The Yankees open up their month of September on the road. In fact, 16 of New York's remaining 26 games will be played on the road where the Yankees are one game under .500 at 32-33 on the season. The Bronx Bombers have six games remaining with the Tampa Bay Rays (3 at home, 3 on the road), a three game series with the LA Angels on the road, a four game series with the Chicago White Sox at home and of course, the three game series with Boston to close out their season at Fenway.
Here's why this series has a good chance of having no significance to the Yankees: the Yankees are seven games out and need to get hot when the Red Sox are playing at their worst. Unfortunately for Hank's Yanks, this won't happen. The Yankees have faced adversity this season losing Chien-Ming Wang and Joba Chamberlain for an extended period of time. Along with losing Alex Rodriguez in the beginning of the season and Derek Jeter as well.

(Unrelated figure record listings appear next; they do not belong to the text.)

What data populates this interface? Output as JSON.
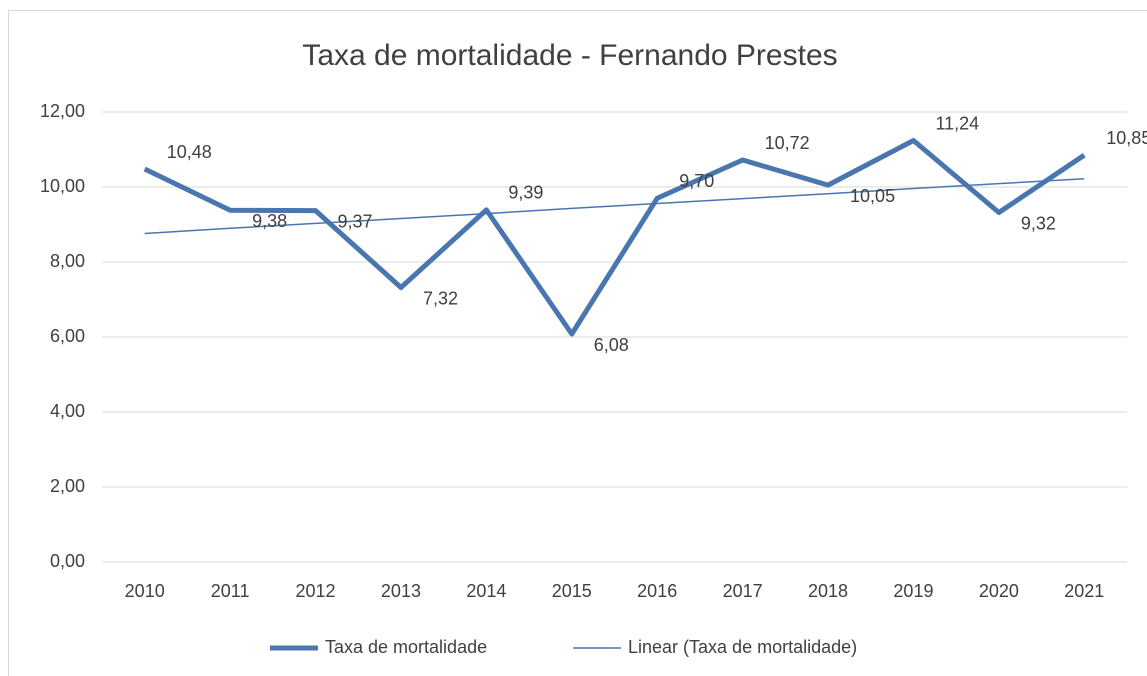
{
  "chart_data": {
    "type": "line",
    "title": "Taxa de mortalidade - Fernando Prestes",
    "categories": [
      "2010",
      "2011",
      "2012",
      "2013",
      "2014",
      "2015",
      "2016",
      "2017",
      "2018",
      "2019",
      "2020",
      "2021"
    ],
    "series": [
      {
        "name": "Taxa de mortalidade",
        "color": "#4a76b0",
        "values": [
          10.48,
          9.38,
          9.37,
          7.32,
          9.39,
          6.08,
          9.7,
          10.72,
          10.05,
          11.24,
          9.32,
          10.85
        ],
        "value_labels": [
          "10,48",
          "9,38",
          "9,37",
          "7,32",
          "9,39",
          "6,08",
          "9,70",
          "10,72",
          "10,05",
          "11,24",
          "9,32",
          "10,85"
        ]
      },
      {
        "name": "Linear (Taxa de mortalidade)",
        "color": "#4a76b0",
        "values": [
          8.76,
          8.9,
          9.03,
          9.16,
          9.29,
          9.43,
          9.56,
          9.69,
          9.82,
          9.96,
          10.09,
          10.22
        ]
      }
    ],
    "ylim": [
      0,
      12
    ],
    "yticks": [
      {
        "value": 0,
        "label": "0,00"
      },
      {
        "value": 2,
        "label": "2,00"
      },
      {
        "value": 4,
        "label": "4,00"
      },
      {
        "value": 6,
        "label": "6,00"
      },
      {
        "value": 8,
        "label": "8,00"
      },
      {
        "value": 10,
        "label": "10,00"
      },
      {
        "value": 12,
        "label": "12,00"
      }
    ],
    "grid": true,
    "legend": "bottom"
  }
}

Instead of staring adversity in the face and playing harder, Hank Steinbrenner simply told the baseball world that the Yankees were "playing for next year".
Well, the same situation if not worse has happened to Boston and we just so happen to be in a pennant race. If we were going to play a tough stretch of baseball, it would have happened when we lost Mike Lowell, when Manny Ramirez was dogging it, when Jason Varitek couldn't hit a beach ball with a tennis racket, when Josh Beckett's elbow kept him out of the rotation, when Tim Wakefield went on the disabled list, when JD Drew's back kept him out of action, anything at all. The Red Sox had plenty of excuses, but used none, and that ladies and gentlemen is the difference between the two clubs that currently sit second and third place in the AL East.
The first place Tampa Bay Rays have also faced adversity since the first day of the season. Their lack of inexperience could have been their biggest fault and number one excuse but we never heard it. Not having Rocco Baldelli for most of the season, Carlos Pena taking a long time for his swing to come around, the loss of Evan Longoria and Carl Crawford, this team had plenty of excuses too but you still don't hear a word.
You won't see any other two teams emerge from the AL East bound for October other than the Boston Red Sox and the Tampa Bay Rays in 2008. What happens from that point on is anybody's guess, but the fact is that the team that fights the hardest through any given situation will be where they want to be when baseball's lights shine the brightest, October.